Refugiado de mim
Foi
pelo écran do televisor que a noção de refugiado conquistou um lugar na vida
das pessoas. Era um drama que visualizavam todos os dias nos telejornais.
Corpos a boiarem nas águas do Mediterrâneo. Destroços de barcos resultantes de
naufrágios onde perdeu a vida um número desconhecido de pessoas que fugiam da
guerra, da miséria, da injustiça.
Imagens
duras. Mas tão duras aos meus olhos, aos olhos dos ocidentais, quanto a equipa
de futebol preferida ter perdido o campeonato. Pois, o vidro do écran cria uma
distância perversa em relação à dura realidade da vida.
Por
que é que isto acontece? Sou insensível à perda de vidas humanas? Como é
possível comparar as emoções que me dominam aquando da derrota da minha equipa
de futebol com as emoções correspondentes à imagem de Aylan Kurdi, a criança curda
de três anos morta nas mãos de um guarda turco numa praia mediterrânica?
Desculpar-me
da minha insensibilidade? É a distância que justifica a minha passividade ou é
a crença na minha impotência de mobilizar os meios necessários para colmatar as
injustiças que se veem. Ou é o sentir-me virtualmente protegido como espetador
neste lado do écran. Ou o alhear-me de mim mesmo cedendo as responsabilidades
aos políticos e às autoridades.
As
desculpas serão tantas quanto a capacidade criativa da minha imaginação. No
entanto, seja a que distância estiver o mundo, os remorsos que sinto
relembrar-me-ão que ainda sou humano, que cai sobre mim, sobre cada um de nós,
uma certa dose de responsabilidade. A empatia pelos que sofrem da injustiça e
miséria ainda escorre como a lágrima que escorre pela minha face perante o
écran do televisor. Os valores universais ainda estão no mais profundo de cada
ser humano. Na mais falsa redoma caberá sempre uma gota de moral. Mas esta não
justifica o sentimento de apaziguamento connosco mesmo. Não justifica a nossa inação.

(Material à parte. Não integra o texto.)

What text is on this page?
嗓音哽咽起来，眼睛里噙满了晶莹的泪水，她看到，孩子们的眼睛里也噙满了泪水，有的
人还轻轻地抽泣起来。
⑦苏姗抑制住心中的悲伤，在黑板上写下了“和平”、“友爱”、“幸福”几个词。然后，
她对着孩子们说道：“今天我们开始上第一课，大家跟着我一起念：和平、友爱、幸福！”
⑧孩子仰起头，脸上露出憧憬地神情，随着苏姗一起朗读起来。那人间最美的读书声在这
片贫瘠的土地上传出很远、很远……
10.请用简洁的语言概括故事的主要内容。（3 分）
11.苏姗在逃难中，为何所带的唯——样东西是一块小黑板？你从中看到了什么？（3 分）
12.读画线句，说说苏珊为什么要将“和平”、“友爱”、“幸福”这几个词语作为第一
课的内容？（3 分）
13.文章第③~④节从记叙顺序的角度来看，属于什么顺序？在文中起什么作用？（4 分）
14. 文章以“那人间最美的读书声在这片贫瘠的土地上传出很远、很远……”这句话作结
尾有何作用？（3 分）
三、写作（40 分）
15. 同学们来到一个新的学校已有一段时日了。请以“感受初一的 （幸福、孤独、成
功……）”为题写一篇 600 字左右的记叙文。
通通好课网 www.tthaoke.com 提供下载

A nossa redoma é frágil, demasiado frágil. Mais fina que o vidro de um écran.
Desde
a atitude egotista e solidariamente soberba de um elemento da civilização
ocidental rica, quero acreditar que a perda de vidas humanas no Mediterrâneo
não é uma perda. É, desvirtualmente, a implantação nos recessos da nossa
suposta indiferença de uma semente dos mais universais valores que nos guiam na
vida, e que brotará e crescerá na frondosa árvore da condição humana. Um sinal
de que a moral sempre resistirá… até ao último ser humano.